Erfolgslauf – Das deutsche Rodel-Team glänzt mit Gold bei Olympia

Starke Nerven, perfekte Abstimmung und ein gehöriges Stück Teamgeist: Bei den Olympischen Winterspielen 2026 in Mailand-Cortina dominiert Deutschlands Rodler-Staffel erneut – mit Bahnrekord.
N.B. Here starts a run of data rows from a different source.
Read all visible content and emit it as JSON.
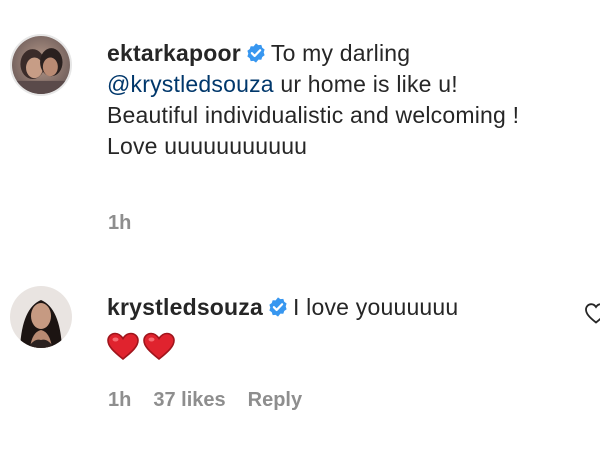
{
  "comments": [
    {
      "username": "ektarkapoor",
      "verified": true,
      "text_line1": "To my darling",
      "mention": "@krystledsouza",
      "text_line2_rest": " ur home is like u!",
      "text_line3": "Beautiful individualistic and welcoming !",
      "text_line4": "Love uuuuuuuuuuu",
      "time": "1h"
    },
    {
      "username": "krystledsouza",
      "verified": true,
      "text": "I love youuuuuu",
      "emoji": [
        "red-heart",
        "red-heart"
      ],
      "time": "1h",
      "likes": "37 likes",
      "reply_label": "Reply"
    }
  ],
  "colors": {
    "text": "#262626",
    "mention": "#00376b",
    "meta": "#8e8e8e",
    "verified": "#3897f0",
    "heart": "#e0232e"
  }
}
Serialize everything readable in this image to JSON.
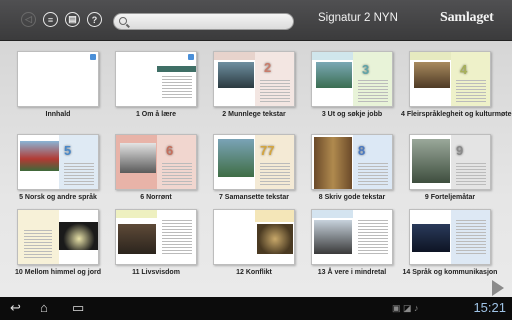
{
  "header": {
    "title": "Signatur 2 NYN",
    "brand": "Samlaget",
    "search_placeholder": "",
    "icons": [
      "back-icon",
      "list-icon",
      "bookmarks-icon",
      "help-icon"
    ]
  },
  "chapters": [
    {
      "label": "Innhald"
    },
    {
      "label": "1 Om å lære"
    },
    {
      "label": "2 Munnlege tekstar"
    },
    {
      "label": "3 Ut og søkje jobb"
    },
    {
      "label": "4 Fleirspråklegheit og kulturmøte"
    },
    {
      "label": "5 Norsk og andre språk"
    },
    {
      "label": "6 Norrønt"
    },
    {
      "label": "7 Samansette tekstar"
    },
    {
      "label": "8 Skriv gode tekstar"
    },
    {
      "label": "9 Forteljemåtar"
    },
    {
      "label": "10 Mellom himmel og jord"
    },
    {
      "label": "11 Livsvisdom"
    },
    {
      "label": "12 Konflikt"
    },
    {
      "label": "13 Å vere i mindretal"
    },
    {
      "label": "14 Språk og kommunikasjon"
    }
  ],
  "thumb_numbers": {
    "t2": "2",
    "t3": "3",
    "t4": "4",
    "t5": "5",
    "t6": "6",
    "t7": "77",
    "t8": "8",
    "t9": "9"
  },
  "statusbar": {
    "time": "15:21"
  },
  "colors": {
    "topbar": "#3e3e40",
    "accent_blue": "#4a8fd8",
    "clock": "#9fc3e6"
  }
}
12.02.26 22:30 Uhr | 4 mal gelesen

Diesen Tag werden sie sich rot im Kalender anstreichen. Nach einem Sieg, der so klar ausfiel, dass selbst routinierte Beobachter nur noch staunen konnten, bleibt vor allem eines hängen: Team Deutschland, ganz oben auf dem Siegerpodest – und wieder mal im Rodeln. Im Cortina Sliding Centre rauschten Julia Taubitz, Tobias Wendl, Tobias Arlt, Max Langenhan sowie Dajana Eitberger und Magdalena Matschina mit einer Fabelzeit von 3:41,627 Minuten zum Gold. Interessant dabei: Sie verbesserten damit ihren eigenen Bahnrekord deutlich – das schafft nicht jeder bei Olympia-Nervosität. Die Szene im Ziel: Jubel, Erschöpfung, knallende High-Fives, zwischendurch ein fast ungläubiges 'Wir sind ein Team' – irgendwie hat man gespürt, dass da mehr als nur sportliche Taktik im Spiel war. Trainer Patric Leitner, selbst alles gesehen im Sport, fand: "Das war makellos. Kein Zittern, kein Fehler – einfach ein runder Abschluss." Die geballte Erfahrung hat den Unterschied gebracht, meint er. Und er hat Recht: Alle im deutschen Team sind bereits mit Medaillen und Titeln dekoriert – Respekt ist da eigentlich gar nicht groß genug als Wort. Für Tobias Wendl und Tobias Arlt wurde es besonders emotional. Die beiden Veteranen im Doppelsitzer holten ihre insgesamt siebte Olympische Goldmedaille – Rekord für Rodler wohlgemerkt – und nach Bronze im Doppel-Event war damit ihre Olympia-Mission mehr als erfüllt. O-Ton Wendl: "Dass wir zweimal Edelmetall mitnehmen – das haben wir vor einer Woche noch nicht geahnt." Das österreichische Team, immerhin Titelverteidiger des alten Bahnrekords, konnte seine Bestzeit verbessern, aber hatte gegen das deutsche Staffel-Feuerwerk letztlich keine echte Chance. Österreich blieb Silber, Italien freute sich auf heimischem Eis, auch wenn es nur zu Bronze reichte. Und auch Lettland, die USA und die Ukraine feierten teils überraschende Platzierungen – Ukraine etwa klatschte sich fast ebenso herzlich auf den sechsten Platz wie die Sieger. Man könnte jetzt über die Olympiageschichte sinnieren oder über die Macht von Teamgeist im Spitzensport. Aber vermutlich genügt ein Zitat aus dem Zielbereich: 'Wir sind ein Team.' Das bringt es auf den Punkt – und manchmal braucht es eben keine große Analyse.

Das deutsche Rodelteam hat in Cortina erneut olympisches Gold in der Team-Staffel gewonnen und dabei einen neuen Bahnrekord aufgestellt. Mit erfahrenen Athleten wie Julia Taubitz, Tobias Wendl, Tobias Arlt und weiteren fuhr das Team einen Start-Ziel-Sieg ein. Österreich folgte auf Rang zwei, Italien belegte den dritten Platz. Diese Dominanz der deutschen Rodler setzt eine bemerkenswerte Serie fort: Seit der Einführung der Team-Staffel bei Olympia 2014 haben sie jede Staffel gewonnen. Besonders bemerkenswert ist der Erfolg von Tobias Wendl und Tobias Arlt, die mit ihrer siebten Goldmedaille als erfolgreichste rodlerische Olympioniken gelten. Die Teamstaffel bleibt eine Disziplin, in der sich Erfahrung und Nervenstärke besonders auszahlen. Laut aktuellen Medienberichten wird die deutsche Überlegenheit in der Rodel-Team-Staffel auch als Ausdruck kontinuierlicher Nachwuchsförderung, innovativer Materialentwicklung sowie leidenschaftlicher Trainerarbeit betrachtet. Ein Blick auf die nationale Szene bestätigt: Ähnliche Dominanz gibt es kaum in anderen Wintersportarten, was den Druck auf andere Nationen, insbesondere Österreich und Italien, noch erhöht.
Mehrere Medien, darunter Der Spiegel, Süddeutsche Zeitung und FAZ, heben die emotionale Bedeutung und historische Tragweite des Sieges hervor.